Terpenes constitute the largest class of natural products. Their skeletons are formed by terpene cyclases (TCs) from acyclic oligoprenyl diphosphates through sophisticated enzymatic conversions. These enzyme reactions start with substrate ionization through diphosphate abstraction, followed by a cascade reaction via cationic intermediates. Based on isotopic-labelling experiments in combination with a computational study, the cyclization mechanism for sodorifen, a highly methylated sesquiterpene from the soil bacterium Serratia plymuthica, was resolved. A peculiar problem in its biosynthesis lies in the formation of several methyl groups from chain methylene carbons. The underlying mechanism involves a methyltransferase-mediated cyclization and unprecedented ring contraction with carbon extrusion from the chain to form a methyl group. A terpene cyclase subsequently catalyses a fragmentation into two reactive intermediates, followed by hydrogen transfers between them and recombination of the fragments by [4 + 3] cycloaddition. This study solves the intricate mechanistic problem of extra methyl group formation in sodorifen biosynthesis.
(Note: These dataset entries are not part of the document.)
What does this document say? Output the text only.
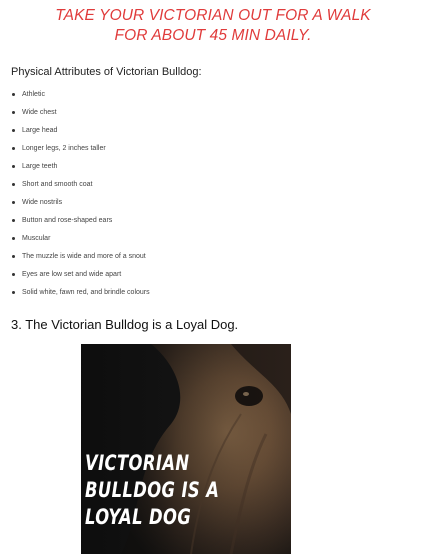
TAKE YOUR VICTORIAN OUT FOR A WALK
FOR ABOUT 45 MIN DAILY.
Physical Attributes of Victorian Bulldog:
Athletic
Wide chest
Large head
Longer legs, 2 inches taller
Large teeth
Short and smooth coat
Wide nostrils
Button and rose-shaped ears
Muscular
The muzzle is wide and more of a snout
Eyes are low set and wide apart
Solid white, fawn red, and brindle colours
3. The Victorian Bulldog is a Loyal Dog.
VICTORIAN
BULLDOG IS A
LOYAL DOG
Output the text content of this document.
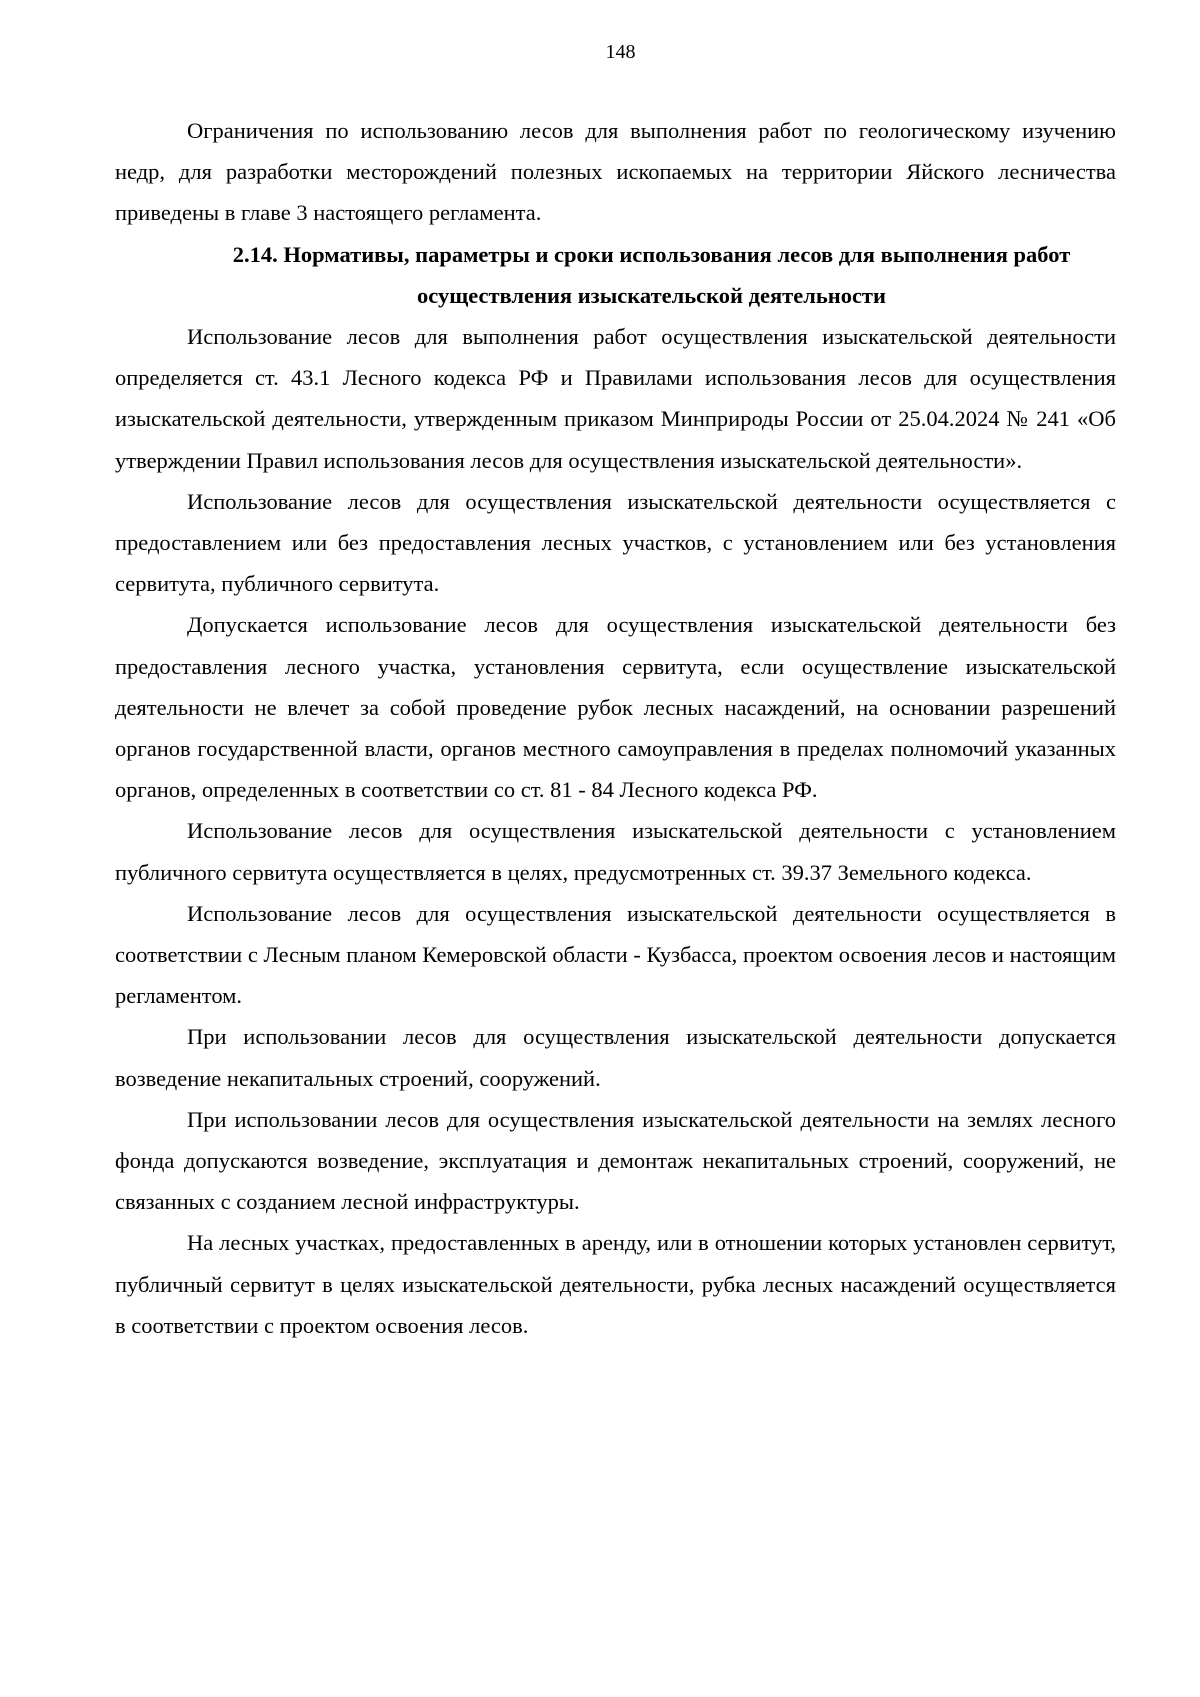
148

Ограничения по использованию лесов для выполнения работ по геологическому изучению недр, для разработки месторождений полезных ископаемых на территории Яйского лесничества приведены в главе 3 настоящего регламента.

2.14. Нормативы, параметры и сроки использования лесов для выполнения работ
осуществления изыскательской деятельности

Использование лесов для выполнения работ осуществления изыскательской деятельности определяется ст. 43.1 Лесного кодекса РФ и Правилами использования лесов для осуществления изыскательской деятельности, утвержденным приказом Минприроды России от 25.04.2024 № 241 «Об утверждении Правил использования лесов для осуществления изыскательской деятельности».

Использование лесов для осуществления изыскательской деятельности осуществляется с предоставлением или без предоставления лесных участков, с установлением или без установления сервитута, публичного сервитута.

Допускается использование лесов для осуществления изыскательской деятельности без предоставления лесного участка, установления сервитута, если осуществление изыскательской деятельности не влечет за собой проведение рубок лесных насаждений, на основании разрешений органов государственной власти, органов местного самоуправления в пределах полномочий указанных органов, определенных в соответствии со ст. 81 - 84 Лесного кодекса РФ.

Использование лесов для осуществления изыскательской деятельности с установлением публичного сервитута осуществляется в целях, предусмотренных ст. 39.37 Земельного кодекса.

Использование лесов для осуществления изыскательской деятельности осуществляется в соответствии с Лесным планом Кемеровской области - Кузбасса, проектом освоения лесов и настоящим регламентом.

При использовании лесов для осуществления изыскательской деятельности допускается возведение некапитальных строений, сооружений.

При использовании лесов для осуществления изыскательской деятельности на землях лесного фонда допускаются возведение, эксплуатация и демонтаж некапитальных строений, сооружений, не связанных с созданием лесной инфраструктуры.

На лесных участках, предоставленных в аренду, или в отношении которых установлен сервитут, публичный сервитут в целях изыскательской деятельности, рубка лесных насаждений осуществляется в соответствии с проектом освоения лесов.
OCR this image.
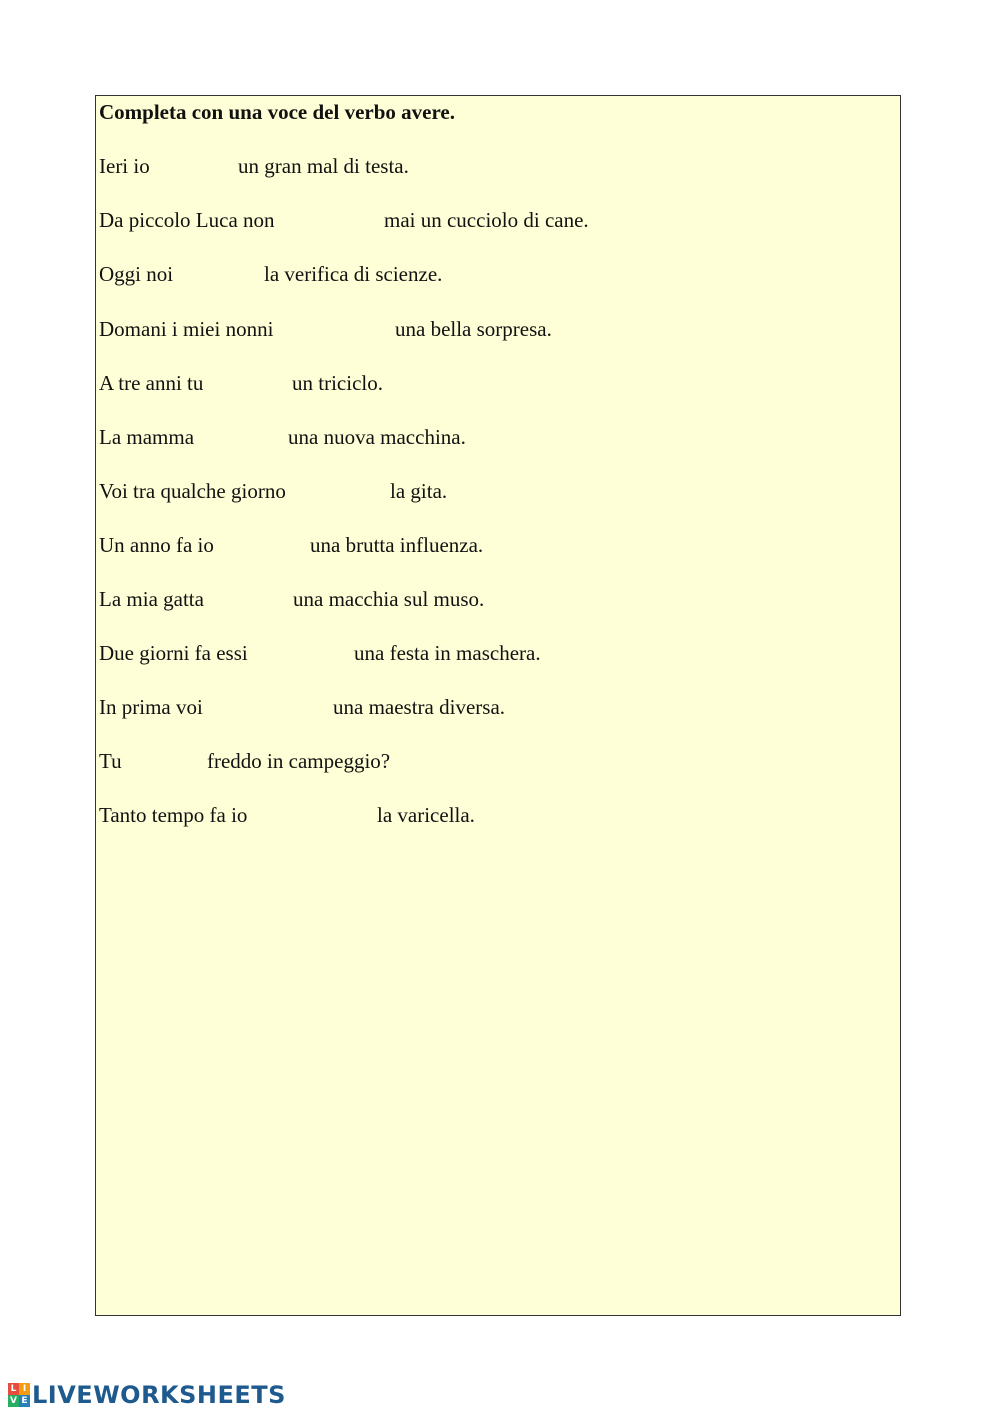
Completa con una voce del verbo avere.
Ieri io	un gran mal di testa.
Da piccolo Luca non	mai un cucciolo di cane.
Oggi noi	la verifica di scienze.
Domani i miei nonni	una bella sorpresa.
A tre anni tu	un triciclo.
La mamma	una nuova macchina.
Voi tra qualche giorno	la gita.
Un anno fa io	una brutta influenza.
La mia gatta	una macchia sul muso.
Due giorni fa essi	una festa in maschera.
In prima voi	una maestra diversa.
Tu	freddo in campeggio?
Tanto tempo fa io	la varicella.
L I
V E LIVEWORKSHEETS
萜烯是天然产物中最大的一类。它们的骨架由萜烯环化酶 (TC) 通过复杂的酶促转化从无环寡聚戊二烯二磷酸酯形成。这些酶反应从通过二磷酸盐提取的底物电离开始，然后通过阳离子中间体进行级联反应。基于同位素标记实验与计算研究相结合，解决了来自土壤细菌普城沙雷氏菌的高度甲基化倍半萜索多芬的环化机制。其生物合成中的一个特殊问题在于由链亚甲基碳形成多个甲基。潜在的机制涉及甲基转移酶介导的环化和前所未有的环收缩，碳从链中挤出形成甲基。萜烯环化酶随后催化裂解成两个反应性中间体，然后在它们之间进行氢转移，并通过 [4 + 3] 环加成重组片段。这项研究解决了索多芬生物合成中额外甲基形成的复杂机制问题。